The farther the launch is from the optimal time for lift-off, the more energy needed to get to the target. If a rocket is just slightly more than enough to do its assigned job under the best launch conditions, the launch window becomes very narrow. The more energy a rocket delivers for a particular payload, the wider the range of conditions it can handle, thus the launch window widens. However, this consumes more fuels and money. Therefore, there has to be a balance between the mass of the payload and the energy capabilities of the launch vehicle.
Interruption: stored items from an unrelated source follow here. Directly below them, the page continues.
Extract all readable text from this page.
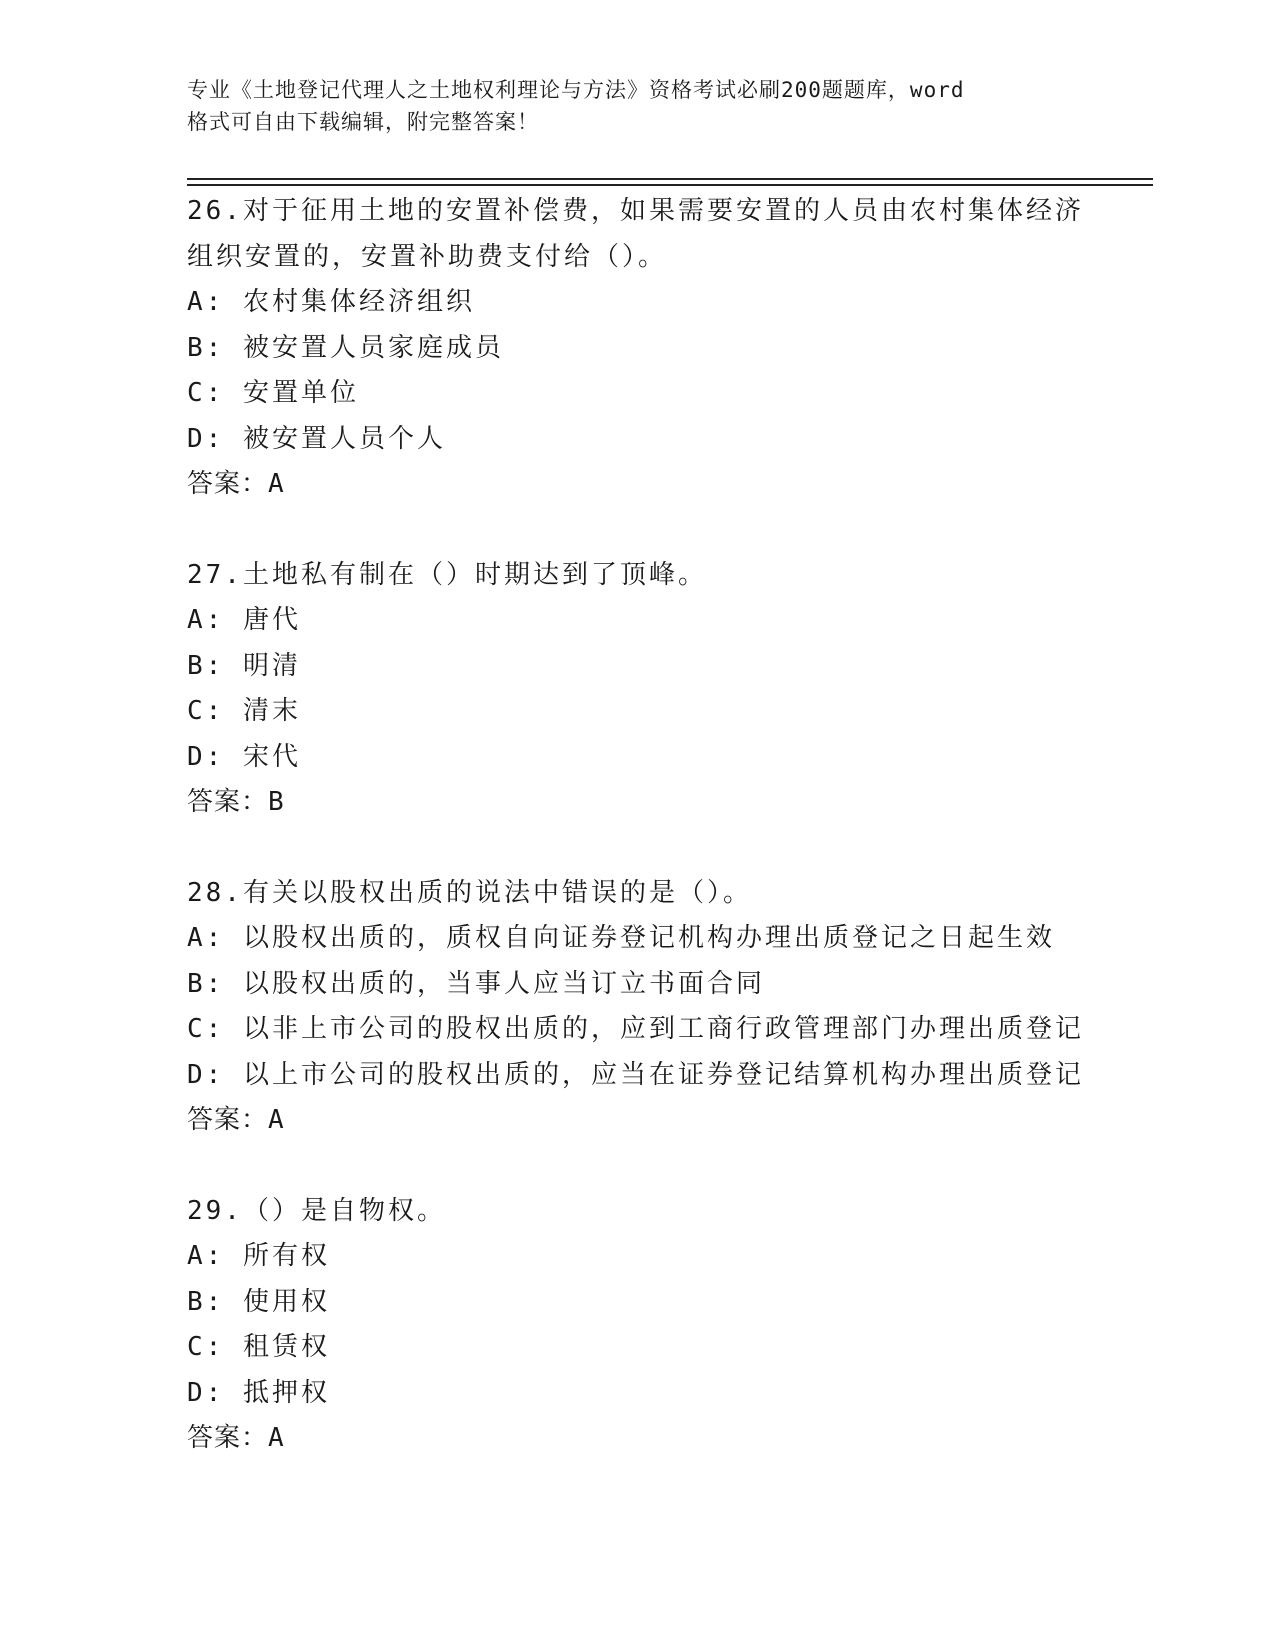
专业《土地登记代理人之土地权利理论与方法》资格考试必刷200题题库，word
格式可自由下载编辑，附完整答案！
26.对于征用土地的安置补偿费，如果需要安置的人员由农村集体经济
组织安置的，安置补助费支付给（）。
A: 农村集体经济组织
B: 被安置人员家庭成员
C: 安置单位
D: 被安置人员个人
答案：A
27.土地私有制在（）时期达到了顶峰。
A: 唐代
B: 明清
C: 清末
D: 宋代
答案：B
28.有关以股权出质的说法中错误的是（）。
A: 以股权出质的，质权自向证券登记机构办理出质登记之日起生效
B: 以股权出质的，当事人应当订立书面合同
C: 以非上市公司的股权出质的，应到工商行政管理部门办理出质登记
D: 以上市公司的股权出质的，应当在证券登记结算机构办理出质登记
答案：A
29.（）是自物权。
A: 所有权
B: 使用权
C: 租赁权
D: 抵押权
答案：A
You may think that a straight line is the best way to get to Mars, but that straight line translates into a huge, inefficient orbit around the sun. The launch vehicle required to put the spacecraft in such an extreme solar orbit would have to be very large, very powerful, very expensive and would waste an inordinate amount of fuel. Source: http://athena.cornell.edu/
For a mission to Mars, launch is usually scheduled prior to an ideal launch day, but within acceptable conditions for the launch vehicle. This allows for weather-related delays or delays in getting the vehicle ready. Other launch windows include a range of days after the ideal launch date. If these windows were missed, the trajectory to Mars becomes more difficult, the thrust of the launch vehicle becomes inadequate, and the window of opportunity for a mission to Mars closes for another two years.
*three is you include China, but China Yinghuo-1 was launched by Russian rocket, so here I take it as two.
**In addition, the direction in which the spacecraft moves when it arrives should make it easy to match velocities with Mars, so that it is easier to enter Mars orbit. These trajectories and orbits are collectively referred to as Hohmann transfer orbits, first proposed in 1925 by the German engineer Wolfgang Hohmann. This will be a story for another post.